Moll Says: +0June 16th, 2008 at 11:16 pm If I was to be displaced by the rising tides I think the last place I would want to live would be on the water that destroyed my home. On the flipside though, I think this would be an awesome alternative to those who want waterfront homes but can’t afford one.
bluemonkey Says: +0June 18th, 2008 at 2:48 pm It looks nice till the wind picks-up and three sisters waves occur.
dj Says: +0June 18th, 2008 at 6:22 pm ummm, where do all those other boats dock?
climate change refugees, give me a break. a funky place for the rich, more likely. we have a hard enough time with “normal” refugees.
frances Says: +0June 19th, 2008 at 10:02 am This appears to be a big waste of resources, especially to make it hurricane or typhoon-proof, and about as financially practical as living on the moon, relative to solid ground on the earth.

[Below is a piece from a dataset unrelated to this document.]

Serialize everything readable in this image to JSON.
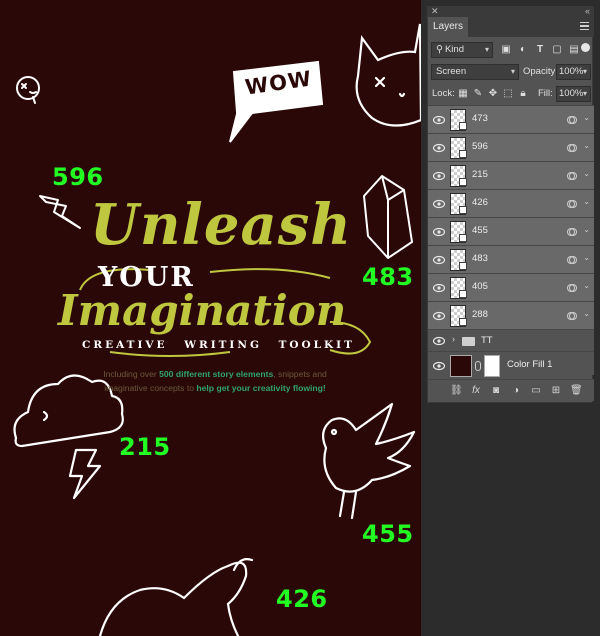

Why not just not create those 50,000 people who need a place to live? When the environmental movement started, ZPG (zero population growth) was the reigning mantra. With a projected total world population of 10 billion people, almost double what exists now, the fundamental issue facing the health of our planet is human overpopulation. It’s not a sexy subject, and almost a taboo subject, but it’s the bottom line. Humans are no different than all the other “invasive” species we fret about. If anyone has ever raised an animal, fish, reptile, etc., for any length of time, it quickly becomes apparent what happens when there are too many animals inhabiting the space. Filth. I wonder and doubt that people can overcome or mitigate through technology the exponential harms to the environment that we have been creating since the industrial revolution. The ultimate of hubris.
As a post above said, we will have to deal with all the turf and water wars that will first arise, before indulging in such Spielberg fantasies as floating cities.
mrtoadmaster Says: +0June 23rd, 2008 at 10:57 am The hurricane/tsunami issue, to me, is a show-stopper. It could work, I suppose, in a well-protected harbor.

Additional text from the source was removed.